Pete recounted the events of his first Henley Regatta in 2002 with his university crew. He said, “We managed to qualify (later learnt though we were the slowest qualifiers which our coach didn’t tell us) and on the first day we were drawn against Oxford Brookes A who were the eventual winners that year. We got absolutely demolished by Oxford Brookes but got the sympathy vote and applause all the way down the course. I went out on Wednesday night in town and woke up the next morning, with an Alsatian in my face! This was my first experience of Henley and that’s why I fell in love with it!”
He then went on to retail the story of his best Henley Regatta experience in the pairs with Andrew Triggs Hodge when they were drawn against a father aged 65 and son aged 16. He said, “We knew the conditions were great. We were going for the barrier record that Redgrave and Pinsent had set. We had a lovely chat with the father and son on the start line and then we went flat out for it. We broke the barrier record by 2 secs and the other guys were completely out of sight but we let them catch up. They were the nicest chaps and so pleased to be there. At the end, we had hugs and the next day they said to us that they had kept the programme which stated that we had won by just ½ a length. This just embodies what this event is all about – it is inclusive, special and historic and I’m very proud to have won it and I’m very proud to be here supporting, watching and speaking here today.”
From 2003, Pete’s rowing journey went on a rapid rise through the ranks. He was picked for the U23 GB Team that year and competed in the boat race for Oxford University in 2004 and winning in 2005. He then teamed up in the pairs with Andrew Triggs Hodge and got into the senior GB team. Pete described Andrew as “brightest and best rower I have ever rowed with.” He then went on to row in the Men’s Four which won the World Championships and 3 World Cup golds in 2005. He won his first Olympic gold medal in Beijing in 2008 when they came from behind to beat a tough Australian crew in the final. Pete said, “I went from a very wet behind the ears young novice rower to champion status. It changed my life and I realised it was something I wanted to do for longer and so there was no question I was going to carry on to London.”
“London was really tough; there was enormous pressure on us to deliver at our home games. I really had to have a word with myself before the final race.” The decision to go to Rio was easy and it was my best Olympics so far. What’s not to love about Rio and a medal too. It was the very best race and experience of my life. It was a fantastic crew, a fascinating place to be and a wonderful race against the Germans who we probably underestimated a bit,” continued Pete.
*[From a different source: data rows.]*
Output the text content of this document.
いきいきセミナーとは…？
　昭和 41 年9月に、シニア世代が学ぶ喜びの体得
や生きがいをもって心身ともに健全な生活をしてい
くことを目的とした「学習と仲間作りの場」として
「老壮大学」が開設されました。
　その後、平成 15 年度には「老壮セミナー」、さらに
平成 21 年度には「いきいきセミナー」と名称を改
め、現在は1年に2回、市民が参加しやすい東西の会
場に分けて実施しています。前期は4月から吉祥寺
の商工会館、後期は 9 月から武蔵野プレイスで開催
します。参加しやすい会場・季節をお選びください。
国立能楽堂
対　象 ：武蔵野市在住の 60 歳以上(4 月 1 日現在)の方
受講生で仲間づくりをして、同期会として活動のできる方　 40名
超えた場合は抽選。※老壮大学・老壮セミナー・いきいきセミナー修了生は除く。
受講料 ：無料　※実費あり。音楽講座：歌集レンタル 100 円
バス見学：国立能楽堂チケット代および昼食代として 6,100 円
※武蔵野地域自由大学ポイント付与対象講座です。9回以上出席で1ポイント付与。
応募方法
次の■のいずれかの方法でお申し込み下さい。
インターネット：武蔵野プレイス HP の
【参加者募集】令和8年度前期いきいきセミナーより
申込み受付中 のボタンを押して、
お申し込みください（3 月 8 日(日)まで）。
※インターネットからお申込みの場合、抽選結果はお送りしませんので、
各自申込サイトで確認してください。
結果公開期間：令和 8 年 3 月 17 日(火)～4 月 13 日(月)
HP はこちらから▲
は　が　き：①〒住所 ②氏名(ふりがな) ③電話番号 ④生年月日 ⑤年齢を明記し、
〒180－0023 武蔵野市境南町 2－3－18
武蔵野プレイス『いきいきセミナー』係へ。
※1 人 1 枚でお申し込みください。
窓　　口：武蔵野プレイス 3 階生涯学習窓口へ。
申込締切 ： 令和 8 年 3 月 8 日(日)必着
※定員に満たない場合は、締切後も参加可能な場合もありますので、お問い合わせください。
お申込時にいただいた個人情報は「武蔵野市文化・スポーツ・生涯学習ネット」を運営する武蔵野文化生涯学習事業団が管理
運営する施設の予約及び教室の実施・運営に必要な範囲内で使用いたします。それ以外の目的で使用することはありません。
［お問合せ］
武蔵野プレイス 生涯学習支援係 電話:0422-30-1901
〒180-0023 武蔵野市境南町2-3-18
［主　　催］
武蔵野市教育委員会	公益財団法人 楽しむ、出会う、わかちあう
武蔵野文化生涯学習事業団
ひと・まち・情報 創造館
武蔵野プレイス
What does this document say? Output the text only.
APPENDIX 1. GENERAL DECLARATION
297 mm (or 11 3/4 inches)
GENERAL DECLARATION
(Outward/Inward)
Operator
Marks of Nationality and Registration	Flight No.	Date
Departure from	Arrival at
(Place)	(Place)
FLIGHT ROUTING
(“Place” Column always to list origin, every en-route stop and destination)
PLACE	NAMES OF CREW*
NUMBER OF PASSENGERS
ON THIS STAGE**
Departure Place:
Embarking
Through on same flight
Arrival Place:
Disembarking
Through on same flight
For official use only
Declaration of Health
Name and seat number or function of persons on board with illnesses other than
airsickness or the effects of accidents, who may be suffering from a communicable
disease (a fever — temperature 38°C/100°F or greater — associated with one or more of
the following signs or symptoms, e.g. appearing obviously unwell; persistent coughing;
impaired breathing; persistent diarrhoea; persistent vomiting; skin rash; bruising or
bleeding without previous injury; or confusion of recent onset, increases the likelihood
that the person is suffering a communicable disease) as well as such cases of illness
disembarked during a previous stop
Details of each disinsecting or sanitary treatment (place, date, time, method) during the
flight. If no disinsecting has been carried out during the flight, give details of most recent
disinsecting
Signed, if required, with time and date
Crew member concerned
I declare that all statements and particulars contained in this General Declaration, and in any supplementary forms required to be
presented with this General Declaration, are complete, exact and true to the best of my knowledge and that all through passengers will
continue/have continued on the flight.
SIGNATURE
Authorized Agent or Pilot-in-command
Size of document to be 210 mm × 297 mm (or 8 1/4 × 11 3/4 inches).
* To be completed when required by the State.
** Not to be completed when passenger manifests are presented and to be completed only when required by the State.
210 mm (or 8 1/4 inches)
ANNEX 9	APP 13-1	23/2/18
Pete hopes to re-join training with the GB team after World Championships later this year. He said, “It wasn’t an easy decision to go for another Olympics but thought I can still do this and I won’t be able to do for the rest of my life so I should do it while I still can. I wouldn’t want to be watching the Tokyo Olympics thinking maybe I could have done that. I want to give my very best and be there. Seeing my friends who have retired – they have told me to stay rowing as long as you can.”